I have only very rarely needed hospitalisation under the NHS. In 1957 at the age of nine, I was admitted to Booth Hall hospital in Manchester with suspected appendicitis. It turned out to be chronic constipation: as a kid I tended to ignore calls of nature as getting in the way of more interesting pursuits like climbing trees, footie and cricket.
Hospitals then were run on the basis of military discipline and strict hygiene. Nurses cowered before Sisters, and were petrified of Matron. There was none of this turning their noses up at a turd or projectile vomit: the nurses displayed a level of kindness and commitment that left every patient awestruck. It was ten years later before I needed an operation, this time to remove excess teeth. The experience was exactly the same: every ward was spotless, every nurse an exemplary personification of tough love. I remember my Dad (like my Mum, a right-wing Tory) waxing lyrical about how Britain led the world in free medical care.
Dad told me how his mother had put off paying money to a doctor to look at his sister’s septic leg wound: and as a result of that, his sister my Auntie Molly lost her leg….and it ruined her life. Grandma never got over the guilt, but the NHS had banished that sort of thing forever. To my father, none of this had anything to do with socialism: it was just compassion, and he was justifiably proud to be British on the basis of it.
Aged 16, my brother Mike – a talented cricketer – was hit by a full-toss beamer on the temple, and needed an operation to drain a blood clot on his brain. Yet again, the NHS came to the rescue. Already a survivor of peritonitis thanks to Nye Bevan’s invention, I remember Mike saying he had trouble adjusting after the blood clot hospital spell, because the kindness he’d been shown was so atypical of life in general.
Back then, ambulance-chasing lawyers were still inside the locked box of Pandora, it was thought admirable to have “a calling”, parents given a very high quality free education for their kids displayed supportive humility to our schools and their teachers, kids were frightened of coppers, and people like me were offered – with no strings or fees attached – the sort of social mobility that had previously been the dream of fluffy idealists. Quotas and forced, unreal “equality” had yet to be invented by ideological idiocy. Britain was morphing, at last, into being a meritocracy where social background, skin colour and religion were were irrelevancies.
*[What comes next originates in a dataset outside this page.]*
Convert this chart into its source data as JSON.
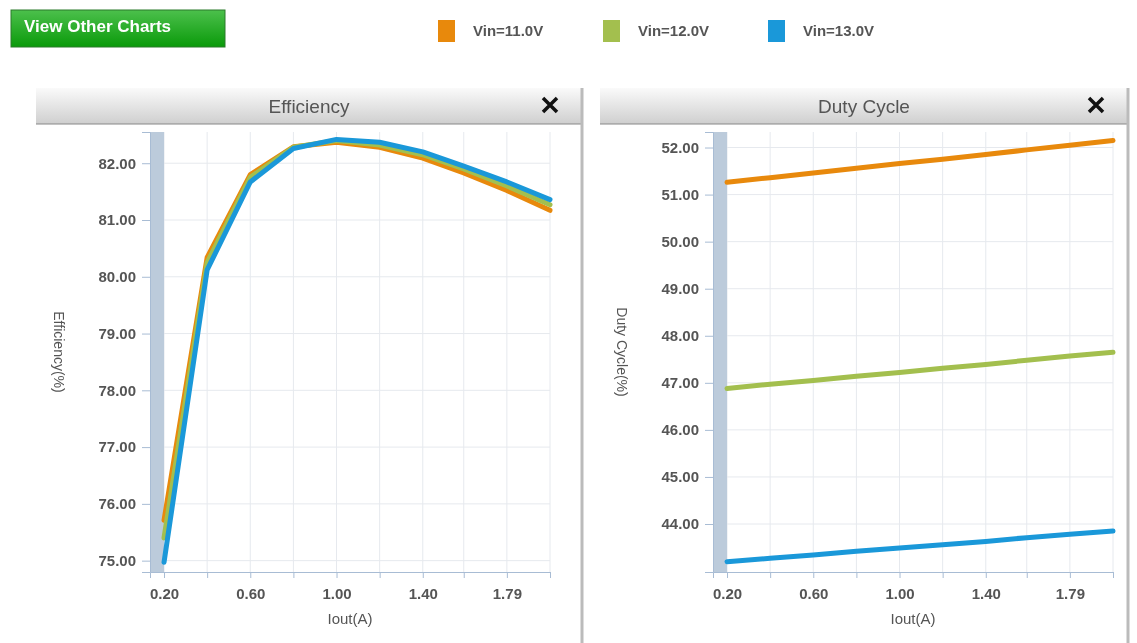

But in 1964, the overwhelmingly bourgeois and privileged leaders of the Labour Party under Harold Wilson came to power. Their guilty goal was to demolish excellence in education, drift away from the realities of life, employ hollow slogans from US election campaigns and – above all – stop deprived kids from fulfilling their potential. Thirty three years later, an equally privileged and privately educated “New” Labour embraced focus groups, media spin and monetarist drivel while letting immigration rip.
Only by closing down social advancement and importing the New Poor has Labour retained any appeal to the electorate. And nothing helped them more in this respect than a Conservative Party that – in administration after administration – engaged in a systematic attack on investment on the very old, the very young, the very ill and home-grown British talent.
As histories go, they don’t come more ironic than that: in this life, we reap what we sow…and nothing has sown more divisive discontent than the combined efforts of monetarist Tories, and Labour’s race, class and gender warriors.
I remain a radical longing for an independent and confident United Kingdom driven by empirical compassion not ruthless ideological fantasy.